The World Economic Forum estimates that over the next 15 years, noncommunicable diseases will cost low and middle-income countries more than $7 trillion. Several types of common behaviors on the rise all over the world are well-known to increase the risk of chronic disease – tobacco use, unhealthy diet, physical inactivity and excessive alcohol use.

Reiger said it was the local health communities who wanted help with chronic diseases and to see a continuity of care, not short-term medical brigades.

The NGO collaborates with the local Ministry of Health and community health leaders. Public health students and medical students at UW are helping with health education materials and intervention planning and evaluation.

Salud Juntos has started both hypertension and diabetes groups that meet with members of the community. These groups are run by trained community health workers and are premised on the Chronic Care Model.
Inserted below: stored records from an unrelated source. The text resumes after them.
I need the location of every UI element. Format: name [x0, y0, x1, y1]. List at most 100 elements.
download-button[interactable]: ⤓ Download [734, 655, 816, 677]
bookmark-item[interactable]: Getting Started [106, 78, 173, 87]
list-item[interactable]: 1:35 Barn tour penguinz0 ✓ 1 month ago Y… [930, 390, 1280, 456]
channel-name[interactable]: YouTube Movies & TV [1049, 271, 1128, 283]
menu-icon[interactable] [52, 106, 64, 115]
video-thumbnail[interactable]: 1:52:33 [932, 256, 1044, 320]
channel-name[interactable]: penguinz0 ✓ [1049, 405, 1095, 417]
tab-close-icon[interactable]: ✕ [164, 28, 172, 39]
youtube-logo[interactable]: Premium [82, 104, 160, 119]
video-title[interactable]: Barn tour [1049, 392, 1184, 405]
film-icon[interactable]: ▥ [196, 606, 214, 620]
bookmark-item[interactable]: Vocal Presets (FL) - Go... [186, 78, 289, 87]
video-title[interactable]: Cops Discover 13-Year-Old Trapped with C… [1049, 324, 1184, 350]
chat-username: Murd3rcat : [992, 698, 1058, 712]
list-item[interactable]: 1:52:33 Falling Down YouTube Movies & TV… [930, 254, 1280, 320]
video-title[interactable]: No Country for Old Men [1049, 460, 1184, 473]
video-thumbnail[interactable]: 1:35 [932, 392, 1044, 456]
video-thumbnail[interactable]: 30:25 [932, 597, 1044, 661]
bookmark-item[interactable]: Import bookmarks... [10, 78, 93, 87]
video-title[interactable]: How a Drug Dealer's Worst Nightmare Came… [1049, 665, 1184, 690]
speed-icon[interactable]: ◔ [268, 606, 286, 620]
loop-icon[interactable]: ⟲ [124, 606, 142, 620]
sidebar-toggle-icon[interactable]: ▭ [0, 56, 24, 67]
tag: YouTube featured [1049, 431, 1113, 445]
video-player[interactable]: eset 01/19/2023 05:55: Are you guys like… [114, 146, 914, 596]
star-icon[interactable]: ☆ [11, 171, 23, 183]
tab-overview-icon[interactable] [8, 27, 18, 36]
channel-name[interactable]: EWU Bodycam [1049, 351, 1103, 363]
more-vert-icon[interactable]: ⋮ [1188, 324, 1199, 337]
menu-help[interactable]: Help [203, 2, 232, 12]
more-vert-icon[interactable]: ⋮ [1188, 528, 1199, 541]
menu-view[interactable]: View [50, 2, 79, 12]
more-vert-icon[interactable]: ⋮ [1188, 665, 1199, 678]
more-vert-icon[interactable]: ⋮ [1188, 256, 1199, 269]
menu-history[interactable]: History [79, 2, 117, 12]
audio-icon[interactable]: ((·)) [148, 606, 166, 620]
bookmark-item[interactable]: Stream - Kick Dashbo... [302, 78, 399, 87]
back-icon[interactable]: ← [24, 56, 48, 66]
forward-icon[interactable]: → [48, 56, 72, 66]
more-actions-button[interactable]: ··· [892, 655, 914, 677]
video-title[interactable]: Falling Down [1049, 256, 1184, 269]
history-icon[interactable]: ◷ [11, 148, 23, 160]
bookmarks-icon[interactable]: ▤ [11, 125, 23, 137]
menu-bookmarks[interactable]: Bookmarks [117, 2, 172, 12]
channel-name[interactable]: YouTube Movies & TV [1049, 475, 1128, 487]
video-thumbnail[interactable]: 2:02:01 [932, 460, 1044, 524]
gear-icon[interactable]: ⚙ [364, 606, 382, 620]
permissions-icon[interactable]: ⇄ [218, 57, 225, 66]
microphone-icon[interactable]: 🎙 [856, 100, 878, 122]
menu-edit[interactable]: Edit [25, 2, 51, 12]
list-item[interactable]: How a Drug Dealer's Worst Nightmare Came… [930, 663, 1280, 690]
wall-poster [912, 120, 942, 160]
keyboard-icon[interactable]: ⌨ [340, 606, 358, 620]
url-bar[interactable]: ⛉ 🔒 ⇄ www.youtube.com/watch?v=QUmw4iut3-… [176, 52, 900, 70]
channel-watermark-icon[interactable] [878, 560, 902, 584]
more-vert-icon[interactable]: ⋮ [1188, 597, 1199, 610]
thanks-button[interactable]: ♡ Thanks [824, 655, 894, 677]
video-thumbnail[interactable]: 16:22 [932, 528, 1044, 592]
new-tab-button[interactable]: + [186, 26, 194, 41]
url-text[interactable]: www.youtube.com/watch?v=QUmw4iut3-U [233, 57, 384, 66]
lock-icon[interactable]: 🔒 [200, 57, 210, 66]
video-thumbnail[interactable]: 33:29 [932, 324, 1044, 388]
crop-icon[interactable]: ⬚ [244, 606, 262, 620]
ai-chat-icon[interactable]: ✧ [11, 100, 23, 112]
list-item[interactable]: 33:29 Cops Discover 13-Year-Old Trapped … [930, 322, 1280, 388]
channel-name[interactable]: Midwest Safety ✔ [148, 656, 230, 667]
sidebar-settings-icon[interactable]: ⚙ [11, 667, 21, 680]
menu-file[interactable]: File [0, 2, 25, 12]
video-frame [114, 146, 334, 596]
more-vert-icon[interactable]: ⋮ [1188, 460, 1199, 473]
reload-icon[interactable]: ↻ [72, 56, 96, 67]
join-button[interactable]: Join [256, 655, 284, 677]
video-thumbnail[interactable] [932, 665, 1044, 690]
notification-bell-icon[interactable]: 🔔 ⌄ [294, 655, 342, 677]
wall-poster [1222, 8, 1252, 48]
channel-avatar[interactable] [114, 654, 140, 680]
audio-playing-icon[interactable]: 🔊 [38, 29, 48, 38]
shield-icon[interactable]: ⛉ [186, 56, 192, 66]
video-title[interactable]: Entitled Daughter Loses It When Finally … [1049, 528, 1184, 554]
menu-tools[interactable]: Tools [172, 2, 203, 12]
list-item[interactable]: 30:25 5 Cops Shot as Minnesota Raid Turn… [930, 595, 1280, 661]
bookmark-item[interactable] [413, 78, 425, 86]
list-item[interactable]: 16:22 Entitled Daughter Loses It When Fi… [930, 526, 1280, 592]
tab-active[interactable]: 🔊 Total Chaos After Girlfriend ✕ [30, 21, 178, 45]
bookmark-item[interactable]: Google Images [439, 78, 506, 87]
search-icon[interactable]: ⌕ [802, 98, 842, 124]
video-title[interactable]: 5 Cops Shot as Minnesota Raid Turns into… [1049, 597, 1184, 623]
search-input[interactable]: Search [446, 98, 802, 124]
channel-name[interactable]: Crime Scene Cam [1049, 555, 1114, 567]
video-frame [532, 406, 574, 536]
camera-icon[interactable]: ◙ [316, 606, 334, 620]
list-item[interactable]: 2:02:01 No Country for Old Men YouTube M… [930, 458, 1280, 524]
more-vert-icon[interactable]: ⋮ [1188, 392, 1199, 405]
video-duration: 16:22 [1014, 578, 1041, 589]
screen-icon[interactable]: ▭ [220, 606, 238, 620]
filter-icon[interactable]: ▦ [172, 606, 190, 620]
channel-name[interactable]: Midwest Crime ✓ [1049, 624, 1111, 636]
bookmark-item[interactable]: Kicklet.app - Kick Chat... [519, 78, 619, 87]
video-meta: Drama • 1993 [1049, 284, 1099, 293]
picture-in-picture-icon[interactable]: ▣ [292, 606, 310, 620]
And they have proven results – blood pressure improved significantly as did adherence with medications and self-care. (Read more in this abstract submitted at the American Public Health Association Annual Meeting 2011.) The NGO also has a dental and vision program.

Salud Juntos, which grew out of Sheridan's desire to tackle a global health problem in a collaborative way, is an excellent example of a sustainable solution that can be modeled anywhere. Reiger expects to earn his MPH in 2013 and is on track to complete his MD in 2015.

Other winners of Community Volunteer Recognition awards (and their respective schools) were Doris Boutain, School of Nursing; Carlos Catalano, School of Pharmacy; Leon Preston, School of Social Work; Thomas Staiger, UW Medical Center; Norma Wells, School of Dentistry; and the UW Test (an outreach HIV testing program), School of Medicine. The 2013 Distinguished Service Award was given to Trish Millines Dziko, founder of Technology Access Foundation.